Canadian Biomass Magazine

Forestry commission provides P.E.I. government with five bioheat recommendations

November 17, 2023
By Caitlin Coombes, Local Journalism Initiative Reporter

The P.E.I. government has begun to review the process of using wood to heat buildings in P.E.I. after the submission of the Forestry Commission’s review of the growing industry.

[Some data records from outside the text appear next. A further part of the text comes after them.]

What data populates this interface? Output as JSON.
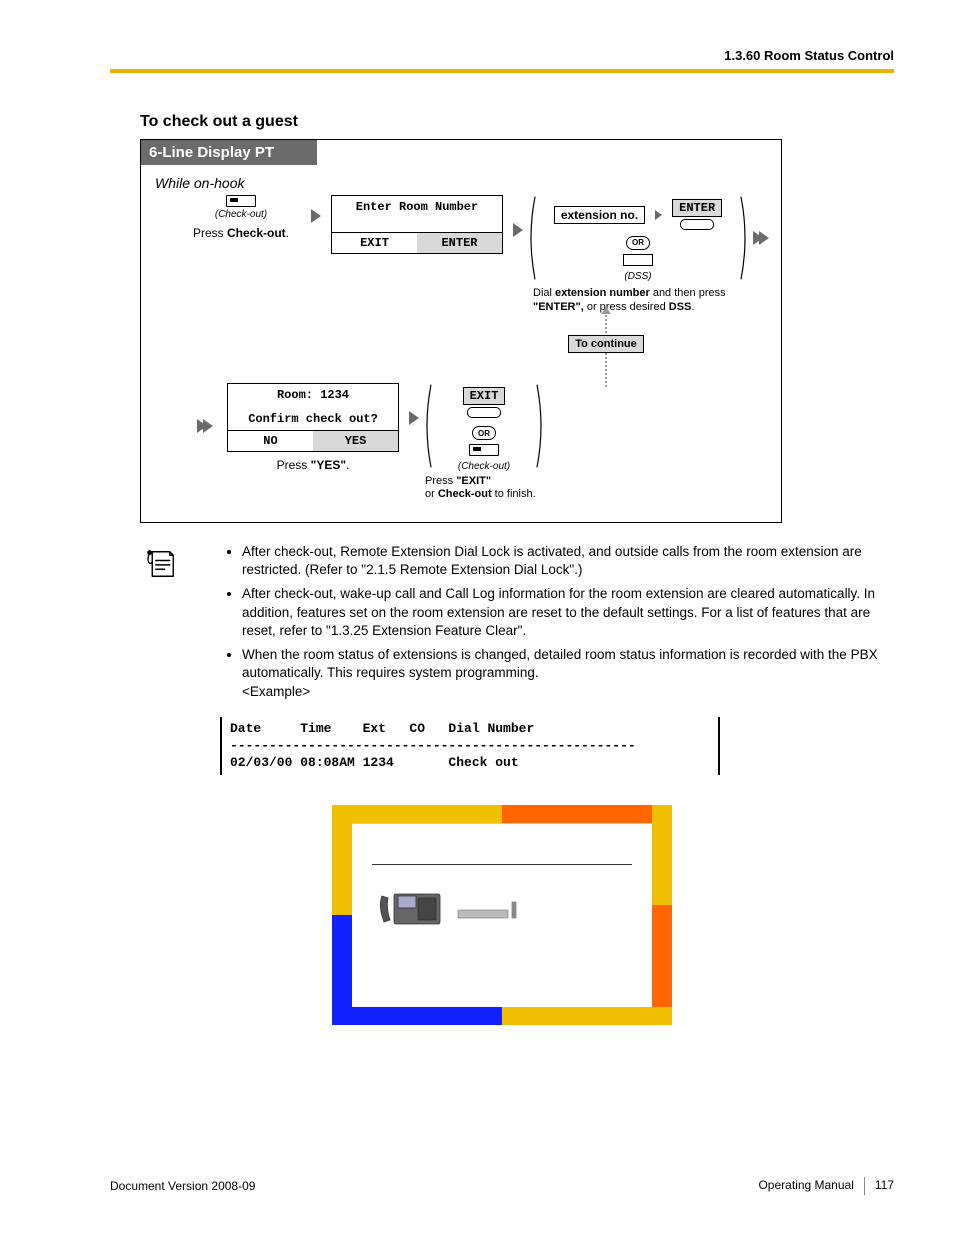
{
  "header": {
    "title": "1.3.60 Room Status Control"
  },
  "section": {
    "title": "To check out a guest",
    "diagram_title": "6-Line Display PT",
    "while_on_hook": "While on-hook"
  },
  "step1": {
    "btn_label": "(Check-out)",
    "caption_a": "Press ",
    "caption_b": "Check-out",
    "caption_c": "."
  },
  "lcd1": {
    "title": "Enter Room Number",
    "left": "EXIT",
    "right": "ENTER"
  },
  "ext_group": {
    "ext_label": "extension no.",
    "enter_label": "ENTER",
    "dss_label": "(DSS)",
    "desc_a": "Dial ",
    "desc_b": "extension number",
    "desc_c": " and then press ",
    "desc_d": "\"ENTER\",",
    "desc_e": " or press desired ",
    "desc_f": "DSS",
    "desc_g": "."
  },
  "or_label": "OR",
  "to_continue": "To continue",
  "lcd2": {
    "room": "Room: 1234",
    "confirm": "Confirm check out?",
    "no": "NO",
    "yes": "YES"
  },
  "press_yes_a": "Press ",
  "press_yes_b": "\"YES\"",
  "press_yes_c": ".",
  "exit_group": {
    "exit_label": "EXIT",
    "checkout_label": "(Check-out)",
    "desc_a": "Press ",
    "desc_b": "\"EXIT\"",
    "desc_c": "or ",
    "desc_d": "Check-out",
    "desc_e": " to finish."
  },
  "notes": {
    "n1": "After check-out, Remote Extension Dial Lock is activated, and outside calls from the room extension are restricted. (Refer to \"2.1.5  Remote Extension Dial Lock\".)",
    "n2": "After check-out, wake-up call and Call Log information for the room extension are cleared automatically. In addition, features set on the room extension are reset to the default settings. For a list of features that are reset, refer to \"1.3.25  Extension Feature Clear\".",
    "n3": "When the room status of extensions is changed, detailed room status information is recorded with the PBX automatically. This requires system programming.",
    "example_label": "<Example>"
  },
  "example_table": {
    "header": "Date     Time    Ext   CO   Dial Number",
    "divider": "----------------------------------------------------",
    "row": "02/03/00 08:08AM 1234       Check out"
  },
  "footer": {
    "left_a": "Document Version  ",
    "left_b": "2008-09",
    "right_a": "Operating Manual",
    "page_no": "117"
  }
}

Photo: Caitlin Coombes

The P.E.I. government has begun to review the process of using wood to heat buildings in P.E.I. after the submission of the Forestry Commission’s review of the growing industry.

An emerging industry across the Island, biomass heating is the process of using woodchips to produce heat as an alternative fuel source to traditional furnace oil.

A review of the Island’s biomass heating industry presented to the government by the Forestry Commission in October prompted the province to begin amending the process surrounding the current environmental impact assessment.

Jean-Paul Arsenault, chair of the Forestry Commission, told SaltWire last month that provincial legislation would benefit from redefining terms such as sustainability in legislation.

Arsenault says the commission wants the province to define key environmental terms such as sustainability, biomass fuel and mixed residue so that those definitions can be referenced in legislation and future government activities.

“We asked ourselves ‘what does sustainability mean,’ and we couldn’t find a definition anywhere,” Arsenault said.

On the ground

Alex Pratt, biomass operations manager at Wood4Heating agreed with the commission’s review, stating clarification and encouragement of sustainability would benefit the industry in P.E.I.

“When looking at managed lands, that is the desirable for everyone on board.” – Alex Pratt

Wood4Heating is a biomass contractor specializing in woodchip boilers and sustainably sourced wood and was one of four biomass heating contractors named in the Forestry Commission’s review.

“We share the same goal as the commission – we want sustainable forestry and we do already source our wood from sustainable sources so it’s no problem,” Wood4Heating CEO Detlev Elsner told SaltWire on Nov. 2.

Elsner voiced his agreement with many of the commission’s recommendations to the province, saying that the biomass industry needs forestry management to thrive.

“We feel we would be impacted by deforestation in the long run, because our business is needing a healthy forest and is at the same time a contributor to maintaining a healthy forest,” Elsner said.

The commission also recommended that the contracts for biomass supply to government-owned buildings be reworked to include the Department of Environment, Energy and Climate Action.

In a statement to SaltWire last month, P.E.I. Environment Minister Steven Myers said the provincial government would take the recommendations into consideration moving forward.

“We will be working with staff in forestry and environment, along with the staff responsible for biomass use in public buildings at transportation and infrastructure, to update environmental assessment processes, biomass definitions and review biomass contracts.”

The provincial government will continue to review the commission’s recommendations in the coming weeks and evaluate the role of biomass in the “Path to Net Zero” by 2040 plan.

Caitlin Coombes is a Local Journalism Initiative reporter for The Guardian.